While generally safe for use at recommended doses, even small overdoses can be fatal. Compared to other over-the-counter pain relievers, paracetamol is significantly more toxic in overdose but may be less toxic when used chronically at recommended doses. Paracetamol is the active metabolite of phenacetin and acetanilide, both once popular as analgesics and antipyretics in their own right. However, unlike phenacetin, acetanilide and their combinations, paracetamol is not considered carcinogenic at therapeutic doses.
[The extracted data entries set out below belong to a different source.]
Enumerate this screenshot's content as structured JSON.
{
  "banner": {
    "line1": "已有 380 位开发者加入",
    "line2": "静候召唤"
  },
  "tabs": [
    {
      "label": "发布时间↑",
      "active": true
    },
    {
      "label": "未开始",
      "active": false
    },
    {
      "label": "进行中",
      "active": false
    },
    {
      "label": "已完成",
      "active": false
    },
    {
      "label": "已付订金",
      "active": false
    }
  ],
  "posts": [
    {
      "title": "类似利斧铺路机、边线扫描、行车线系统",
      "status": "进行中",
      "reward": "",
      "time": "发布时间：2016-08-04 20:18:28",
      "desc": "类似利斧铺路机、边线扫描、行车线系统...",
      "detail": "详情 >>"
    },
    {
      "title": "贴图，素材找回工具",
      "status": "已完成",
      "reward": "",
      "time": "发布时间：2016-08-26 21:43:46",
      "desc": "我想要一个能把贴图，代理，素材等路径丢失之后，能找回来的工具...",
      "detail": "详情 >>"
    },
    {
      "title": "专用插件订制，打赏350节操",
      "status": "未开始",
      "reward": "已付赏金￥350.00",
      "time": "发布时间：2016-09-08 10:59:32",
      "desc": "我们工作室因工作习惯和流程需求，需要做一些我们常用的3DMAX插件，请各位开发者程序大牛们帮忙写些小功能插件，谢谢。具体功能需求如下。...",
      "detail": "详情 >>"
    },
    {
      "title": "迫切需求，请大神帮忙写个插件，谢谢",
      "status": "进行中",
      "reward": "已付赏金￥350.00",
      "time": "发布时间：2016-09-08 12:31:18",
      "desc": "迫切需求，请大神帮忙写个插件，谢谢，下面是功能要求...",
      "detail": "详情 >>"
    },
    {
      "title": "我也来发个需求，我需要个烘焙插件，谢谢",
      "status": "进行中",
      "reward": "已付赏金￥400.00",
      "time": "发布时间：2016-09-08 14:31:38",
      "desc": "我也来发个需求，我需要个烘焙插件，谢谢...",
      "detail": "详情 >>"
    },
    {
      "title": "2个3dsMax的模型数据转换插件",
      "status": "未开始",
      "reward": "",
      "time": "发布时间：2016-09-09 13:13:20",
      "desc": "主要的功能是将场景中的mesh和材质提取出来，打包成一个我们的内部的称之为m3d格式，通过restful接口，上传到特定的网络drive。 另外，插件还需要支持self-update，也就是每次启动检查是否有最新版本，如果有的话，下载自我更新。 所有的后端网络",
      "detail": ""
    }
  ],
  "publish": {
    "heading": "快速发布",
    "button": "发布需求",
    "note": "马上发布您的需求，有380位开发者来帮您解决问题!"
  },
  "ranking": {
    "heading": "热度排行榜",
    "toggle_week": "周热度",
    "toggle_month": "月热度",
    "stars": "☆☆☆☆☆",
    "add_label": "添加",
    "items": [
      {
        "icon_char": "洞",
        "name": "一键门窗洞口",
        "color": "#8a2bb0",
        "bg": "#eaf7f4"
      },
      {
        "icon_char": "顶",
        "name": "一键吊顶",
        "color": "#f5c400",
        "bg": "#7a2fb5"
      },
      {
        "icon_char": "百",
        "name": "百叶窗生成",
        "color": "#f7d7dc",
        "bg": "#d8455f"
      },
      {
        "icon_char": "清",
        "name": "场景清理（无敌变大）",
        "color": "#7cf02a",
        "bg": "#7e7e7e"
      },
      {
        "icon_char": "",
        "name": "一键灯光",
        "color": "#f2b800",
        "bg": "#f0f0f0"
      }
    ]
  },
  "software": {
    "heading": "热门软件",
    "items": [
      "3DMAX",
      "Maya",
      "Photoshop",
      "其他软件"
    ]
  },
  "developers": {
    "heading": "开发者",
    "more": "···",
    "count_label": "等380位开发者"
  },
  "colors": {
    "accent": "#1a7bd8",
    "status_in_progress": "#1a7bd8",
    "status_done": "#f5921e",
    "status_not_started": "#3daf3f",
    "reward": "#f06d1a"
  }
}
Acetaminophen is the name generally used in the United States (USAN) and Japan; paracetamol is used in international venues (INN, AAN, BAN). In some contexts, such as on prescription bottles of painkillers that incorporate this medicine, it is simply abbreviated as APAP, for acetyl-para-aminophenol. It is on the WHO Model List of Essential Medicines, a list of the most important medication needed in a basic health system.Common trade names in English-speaking markets are Tylenol and Panadol.